妊娠中ってちょっと頭がユルくなるんだな」

「はああ?」

「テルちゃんは余計なこと考えないで、

さっさと安らかに子供を産みなよ」

「ああ、それがいいね」

と、タマールがにこにこ笑いながら、横から口を添えた。

「お産ってさ、死ぬほど痛いんだってね。

人によっては三日とか、かかるらしいよ」

「ちょっとコタロー! 止めろよ。怖いじゃないか!」

「だから心の準備しなよ。
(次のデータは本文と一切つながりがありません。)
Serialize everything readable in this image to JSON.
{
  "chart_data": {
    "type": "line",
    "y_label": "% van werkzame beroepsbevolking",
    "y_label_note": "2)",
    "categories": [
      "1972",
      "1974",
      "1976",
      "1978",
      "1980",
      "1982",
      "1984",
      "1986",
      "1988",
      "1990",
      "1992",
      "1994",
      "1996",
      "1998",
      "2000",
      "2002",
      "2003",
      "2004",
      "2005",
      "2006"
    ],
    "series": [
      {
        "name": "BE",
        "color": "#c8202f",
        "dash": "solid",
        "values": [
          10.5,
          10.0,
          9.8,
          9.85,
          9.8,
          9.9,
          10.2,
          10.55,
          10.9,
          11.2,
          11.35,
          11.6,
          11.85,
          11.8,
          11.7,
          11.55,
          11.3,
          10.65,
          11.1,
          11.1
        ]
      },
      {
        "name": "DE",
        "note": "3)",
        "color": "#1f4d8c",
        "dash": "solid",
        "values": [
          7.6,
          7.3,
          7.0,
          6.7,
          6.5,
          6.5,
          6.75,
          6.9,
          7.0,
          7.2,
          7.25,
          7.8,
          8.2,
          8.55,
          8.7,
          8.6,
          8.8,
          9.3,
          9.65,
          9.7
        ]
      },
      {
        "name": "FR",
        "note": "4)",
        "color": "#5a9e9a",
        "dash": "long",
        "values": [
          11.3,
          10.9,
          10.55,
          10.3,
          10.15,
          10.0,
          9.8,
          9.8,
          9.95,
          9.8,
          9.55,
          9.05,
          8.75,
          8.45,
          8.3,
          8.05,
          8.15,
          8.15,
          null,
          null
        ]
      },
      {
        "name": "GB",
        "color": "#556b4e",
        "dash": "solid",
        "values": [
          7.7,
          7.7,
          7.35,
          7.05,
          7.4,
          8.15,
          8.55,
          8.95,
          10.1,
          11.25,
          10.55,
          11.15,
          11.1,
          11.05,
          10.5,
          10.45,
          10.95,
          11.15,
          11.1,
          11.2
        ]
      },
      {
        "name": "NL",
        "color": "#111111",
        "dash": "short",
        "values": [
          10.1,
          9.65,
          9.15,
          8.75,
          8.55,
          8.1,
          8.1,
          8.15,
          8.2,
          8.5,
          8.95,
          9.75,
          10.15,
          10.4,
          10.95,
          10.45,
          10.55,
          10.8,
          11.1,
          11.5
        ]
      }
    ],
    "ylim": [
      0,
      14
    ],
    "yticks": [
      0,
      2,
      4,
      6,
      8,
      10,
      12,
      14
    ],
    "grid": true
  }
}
それと入院の用意、

まだやっていないんでしょ? 

そんな弾けそうなお腹してるんだよ。

さっさとやってしまいなよ」

「う、うん」

と、輝子は渋々頷いた。

「俺たちもさっさとベビーベッド、組み立ててしまおうよ」

と、光太郎はタマールを促して立ち上がった。

出産予定日まで、もう三週間を切っていた。

はち切れそうに大きくなったお腹は重く、

入院準備をするだけで一仕事だった。

それなのに、ちょっと休んでいると、

光太郎かタマールのどちらかがやって来て、

やれ外を歩けだの、掃除をしろだの、

安産の為だと追い立てて来るのだった。

どうもそれ以外のことを考えさせないようにしているらしい、

と気づいてから、輝子は大人しく従うようになった。

もうこれ以上考えたくなかった。


この悲しいのだか、怒っているのだか、

情けないのだか、その全部が入り混じった、

まるで大きな毛玉の塊のようなものを、

輝子は一時忘れることにした。

少なくとも、子供を産むまでは。